Par Olivier Montier

Dans la tour romande de l’église Saint-André d’Yainville se trouve une unique cloche refondue en 1948 par la maison Cornille-Havard, de Villedieu-les-Poêles (50).

D’après son diamètre (60 cm), son poids serait d’environ 140 kg..

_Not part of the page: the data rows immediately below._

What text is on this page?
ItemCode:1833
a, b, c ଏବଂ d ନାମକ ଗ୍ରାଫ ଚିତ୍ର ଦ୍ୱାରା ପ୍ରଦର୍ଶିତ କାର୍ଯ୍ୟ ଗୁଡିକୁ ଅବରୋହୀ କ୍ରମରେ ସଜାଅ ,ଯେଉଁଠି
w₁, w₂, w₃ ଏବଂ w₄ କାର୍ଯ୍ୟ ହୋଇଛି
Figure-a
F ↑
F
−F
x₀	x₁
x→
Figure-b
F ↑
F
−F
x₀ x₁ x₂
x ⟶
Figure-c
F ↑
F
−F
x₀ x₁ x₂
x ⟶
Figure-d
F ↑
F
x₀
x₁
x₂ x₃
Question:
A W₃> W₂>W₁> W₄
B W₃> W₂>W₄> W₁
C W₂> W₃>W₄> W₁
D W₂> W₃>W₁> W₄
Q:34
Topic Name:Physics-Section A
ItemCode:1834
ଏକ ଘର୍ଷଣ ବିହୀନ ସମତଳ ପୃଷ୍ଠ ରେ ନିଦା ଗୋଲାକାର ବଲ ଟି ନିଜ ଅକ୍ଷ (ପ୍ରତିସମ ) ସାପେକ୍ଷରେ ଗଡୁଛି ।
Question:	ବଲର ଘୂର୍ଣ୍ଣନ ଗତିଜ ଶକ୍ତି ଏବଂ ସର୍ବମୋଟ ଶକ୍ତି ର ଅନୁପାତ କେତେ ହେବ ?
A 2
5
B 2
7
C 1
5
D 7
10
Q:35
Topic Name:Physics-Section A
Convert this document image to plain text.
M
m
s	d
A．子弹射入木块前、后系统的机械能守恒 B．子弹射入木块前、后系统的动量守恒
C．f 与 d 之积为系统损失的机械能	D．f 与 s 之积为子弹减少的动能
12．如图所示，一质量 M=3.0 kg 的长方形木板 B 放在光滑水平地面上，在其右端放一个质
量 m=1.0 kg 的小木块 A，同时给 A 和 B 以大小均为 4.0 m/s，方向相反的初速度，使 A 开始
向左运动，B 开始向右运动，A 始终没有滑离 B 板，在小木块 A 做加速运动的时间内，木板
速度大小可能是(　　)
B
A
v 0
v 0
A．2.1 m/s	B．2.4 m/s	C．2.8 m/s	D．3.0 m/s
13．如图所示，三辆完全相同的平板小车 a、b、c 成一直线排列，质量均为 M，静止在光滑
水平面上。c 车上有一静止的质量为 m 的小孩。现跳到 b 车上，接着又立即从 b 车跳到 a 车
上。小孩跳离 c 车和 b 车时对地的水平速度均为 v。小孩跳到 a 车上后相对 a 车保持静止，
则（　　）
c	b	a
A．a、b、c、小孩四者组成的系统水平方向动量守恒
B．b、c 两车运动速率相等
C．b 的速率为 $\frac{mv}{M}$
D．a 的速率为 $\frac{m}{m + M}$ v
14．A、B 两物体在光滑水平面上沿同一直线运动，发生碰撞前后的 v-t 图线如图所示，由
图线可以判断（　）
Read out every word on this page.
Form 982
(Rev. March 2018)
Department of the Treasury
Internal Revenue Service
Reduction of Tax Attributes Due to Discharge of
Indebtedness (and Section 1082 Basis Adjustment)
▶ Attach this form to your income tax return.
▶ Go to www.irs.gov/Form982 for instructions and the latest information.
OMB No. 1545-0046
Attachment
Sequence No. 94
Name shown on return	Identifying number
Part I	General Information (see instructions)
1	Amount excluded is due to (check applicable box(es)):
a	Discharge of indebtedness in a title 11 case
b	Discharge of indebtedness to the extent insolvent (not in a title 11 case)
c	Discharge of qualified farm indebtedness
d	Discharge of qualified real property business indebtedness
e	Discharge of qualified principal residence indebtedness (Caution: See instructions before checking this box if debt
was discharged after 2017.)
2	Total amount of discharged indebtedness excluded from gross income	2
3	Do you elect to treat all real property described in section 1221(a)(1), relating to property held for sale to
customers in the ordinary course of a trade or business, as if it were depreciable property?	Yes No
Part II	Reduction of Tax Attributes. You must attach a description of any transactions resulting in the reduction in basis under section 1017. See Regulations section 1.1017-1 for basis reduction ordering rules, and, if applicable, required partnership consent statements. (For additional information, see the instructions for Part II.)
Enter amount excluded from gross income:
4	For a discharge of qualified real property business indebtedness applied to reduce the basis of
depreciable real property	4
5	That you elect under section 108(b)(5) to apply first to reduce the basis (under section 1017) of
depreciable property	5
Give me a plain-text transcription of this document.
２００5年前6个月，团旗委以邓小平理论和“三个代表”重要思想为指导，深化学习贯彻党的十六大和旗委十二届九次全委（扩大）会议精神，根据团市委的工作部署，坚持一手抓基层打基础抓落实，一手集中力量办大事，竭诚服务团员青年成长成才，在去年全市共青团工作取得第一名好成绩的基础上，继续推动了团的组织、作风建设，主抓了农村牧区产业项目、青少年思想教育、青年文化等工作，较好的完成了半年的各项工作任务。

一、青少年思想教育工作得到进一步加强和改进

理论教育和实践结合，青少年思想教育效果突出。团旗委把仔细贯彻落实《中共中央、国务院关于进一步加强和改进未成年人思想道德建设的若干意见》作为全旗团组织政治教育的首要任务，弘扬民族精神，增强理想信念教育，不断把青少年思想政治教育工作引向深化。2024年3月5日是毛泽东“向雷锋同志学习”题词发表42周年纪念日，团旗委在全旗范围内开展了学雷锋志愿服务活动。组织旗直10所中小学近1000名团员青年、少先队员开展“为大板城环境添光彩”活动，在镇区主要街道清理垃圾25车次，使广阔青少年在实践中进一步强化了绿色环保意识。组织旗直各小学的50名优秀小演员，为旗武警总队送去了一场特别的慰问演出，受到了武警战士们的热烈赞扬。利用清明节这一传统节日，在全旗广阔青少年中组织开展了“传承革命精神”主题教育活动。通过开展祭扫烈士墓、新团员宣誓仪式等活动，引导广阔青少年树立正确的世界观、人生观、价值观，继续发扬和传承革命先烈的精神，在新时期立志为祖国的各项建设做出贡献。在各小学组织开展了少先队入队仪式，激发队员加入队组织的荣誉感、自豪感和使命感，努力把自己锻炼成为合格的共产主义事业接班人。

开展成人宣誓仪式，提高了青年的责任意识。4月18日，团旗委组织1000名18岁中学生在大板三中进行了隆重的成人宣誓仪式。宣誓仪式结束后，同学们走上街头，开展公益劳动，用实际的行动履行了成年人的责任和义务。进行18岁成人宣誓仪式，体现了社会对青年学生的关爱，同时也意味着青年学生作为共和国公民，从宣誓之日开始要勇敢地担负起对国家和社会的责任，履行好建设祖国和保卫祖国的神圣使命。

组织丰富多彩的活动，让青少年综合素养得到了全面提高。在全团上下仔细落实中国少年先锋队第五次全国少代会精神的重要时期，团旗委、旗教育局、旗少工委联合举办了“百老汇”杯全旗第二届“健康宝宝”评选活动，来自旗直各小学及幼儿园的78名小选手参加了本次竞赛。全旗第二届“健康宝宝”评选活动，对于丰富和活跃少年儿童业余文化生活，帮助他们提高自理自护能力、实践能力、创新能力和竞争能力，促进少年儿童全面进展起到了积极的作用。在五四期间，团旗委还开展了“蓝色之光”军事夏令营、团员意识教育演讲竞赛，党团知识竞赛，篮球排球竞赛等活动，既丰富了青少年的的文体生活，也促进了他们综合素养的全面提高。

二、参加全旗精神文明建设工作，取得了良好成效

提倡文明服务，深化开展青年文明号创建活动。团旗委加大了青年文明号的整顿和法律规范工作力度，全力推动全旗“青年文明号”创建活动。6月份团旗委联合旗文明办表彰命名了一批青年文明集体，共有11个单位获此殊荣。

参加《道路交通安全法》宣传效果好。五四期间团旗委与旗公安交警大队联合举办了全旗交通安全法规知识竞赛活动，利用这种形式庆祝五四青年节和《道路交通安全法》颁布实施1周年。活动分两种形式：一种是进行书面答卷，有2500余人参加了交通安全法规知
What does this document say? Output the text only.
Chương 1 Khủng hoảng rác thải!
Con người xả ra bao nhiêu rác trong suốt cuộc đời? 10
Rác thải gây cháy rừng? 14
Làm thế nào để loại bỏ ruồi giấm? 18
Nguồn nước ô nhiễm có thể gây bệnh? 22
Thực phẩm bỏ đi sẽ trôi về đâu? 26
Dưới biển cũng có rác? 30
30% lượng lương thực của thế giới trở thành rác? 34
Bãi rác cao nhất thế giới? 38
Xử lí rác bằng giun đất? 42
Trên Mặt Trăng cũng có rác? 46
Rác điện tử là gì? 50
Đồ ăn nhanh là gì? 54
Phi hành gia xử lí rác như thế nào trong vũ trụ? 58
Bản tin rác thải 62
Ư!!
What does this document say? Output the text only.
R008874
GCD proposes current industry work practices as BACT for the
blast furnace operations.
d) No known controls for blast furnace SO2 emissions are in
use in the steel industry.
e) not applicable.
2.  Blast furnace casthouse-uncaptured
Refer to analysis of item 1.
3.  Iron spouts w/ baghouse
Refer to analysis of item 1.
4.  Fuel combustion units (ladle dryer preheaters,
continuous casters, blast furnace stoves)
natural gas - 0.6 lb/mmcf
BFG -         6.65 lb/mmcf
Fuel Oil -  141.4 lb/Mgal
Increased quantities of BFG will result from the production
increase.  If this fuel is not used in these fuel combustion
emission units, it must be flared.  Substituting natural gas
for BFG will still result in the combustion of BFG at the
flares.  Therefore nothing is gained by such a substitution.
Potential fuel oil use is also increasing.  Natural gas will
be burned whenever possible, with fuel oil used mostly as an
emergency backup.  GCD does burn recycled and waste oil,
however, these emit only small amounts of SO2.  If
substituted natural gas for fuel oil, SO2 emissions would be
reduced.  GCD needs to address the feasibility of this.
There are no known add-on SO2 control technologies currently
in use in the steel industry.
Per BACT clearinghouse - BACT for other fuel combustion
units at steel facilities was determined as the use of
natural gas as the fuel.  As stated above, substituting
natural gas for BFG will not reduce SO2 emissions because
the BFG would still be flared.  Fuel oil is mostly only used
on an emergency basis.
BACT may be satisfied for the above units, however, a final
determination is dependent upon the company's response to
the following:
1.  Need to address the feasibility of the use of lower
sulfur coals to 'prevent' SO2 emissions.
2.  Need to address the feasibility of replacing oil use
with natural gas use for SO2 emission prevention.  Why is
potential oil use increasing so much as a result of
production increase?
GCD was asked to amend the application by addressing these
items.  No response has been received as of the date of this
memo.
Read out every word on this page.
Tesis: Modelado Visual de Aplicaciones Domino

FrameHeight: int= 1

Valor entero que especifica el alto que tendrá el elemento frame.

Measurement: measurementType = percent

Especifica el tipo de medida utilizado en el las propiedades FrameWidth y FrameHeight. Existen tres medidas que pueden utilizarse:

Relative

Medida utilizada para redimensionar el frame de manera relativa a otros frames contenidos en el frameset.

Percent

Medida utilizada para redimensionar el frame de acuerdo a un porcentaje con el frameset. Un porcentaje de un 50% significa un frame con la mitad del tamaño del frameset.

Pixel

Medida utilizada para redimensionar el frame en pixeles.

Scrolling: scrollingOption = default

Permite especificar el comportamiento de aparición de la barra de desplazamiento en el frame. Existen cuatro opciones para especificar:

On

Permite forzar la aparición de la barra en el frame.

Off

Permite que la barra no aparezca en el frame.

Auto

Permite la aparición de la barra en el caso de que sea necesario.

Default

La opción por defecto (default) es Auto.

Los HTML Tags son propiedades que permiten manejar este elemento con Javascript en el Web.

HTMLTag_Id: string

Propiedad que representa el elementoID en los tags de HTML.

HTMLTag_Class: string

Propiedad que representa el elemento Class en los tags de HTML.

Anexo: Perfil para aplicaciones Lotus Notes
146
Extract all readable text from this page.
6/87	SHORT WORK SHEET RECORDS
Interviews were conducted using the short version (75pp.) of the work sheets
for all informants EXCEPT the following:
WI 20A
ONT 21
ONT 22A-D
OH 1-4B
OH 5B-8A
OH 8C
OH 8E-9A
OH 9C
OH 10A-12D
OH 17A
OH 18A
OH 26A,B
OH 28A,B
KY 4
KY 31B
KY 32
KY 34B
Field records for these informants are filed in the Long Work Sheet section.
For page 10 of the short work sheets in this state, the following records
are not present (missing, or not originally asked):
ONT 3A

Voici les inscriptions relevées sur la cloche :

Inscriptions côté nord

REFONDUE EN L’AN DE GRACE 1948
J’AI ETE BENITE PAR
S EX Mgr DANIEL LEMONNIER
ET NOMMEE BLANCHE PAUL
PAR Mr PAUL AVENEL
ET DAME BLANCHE LEGUILLOCHET
Mre CH COUPEL CURE
Me GASTON PASSEREL MAIRE

Inscription côté sud

J’AI ETE NOMMEE ANNE
PAR Mr Ges ROLLAIN ET DAME BENAR FEMM TIPHAGNE
LES FRERES GRULLE TRESORIERS EN EXERCICE
ANNEE 1788
NOMMEE PAR  X AU NOM DE
MESSIEURS LES PRIEURS X RELIGIEUX
DE SAINT PIERRE DE JUMIEGES
ROULLOUY SINDIE LESAINT

Inscriptions en bas

CORNILLE VILLEDIEU BIARD SAINTE AUSTREBERTHE




N.D.L.R.


Blanche Bénard, fille de Jean et de Marie Madeleine Longuemare, avait épousé à Yainville, le 21 juillet 1755, Robert Tiphagne, fils de Maurice et Françoise Bacheley.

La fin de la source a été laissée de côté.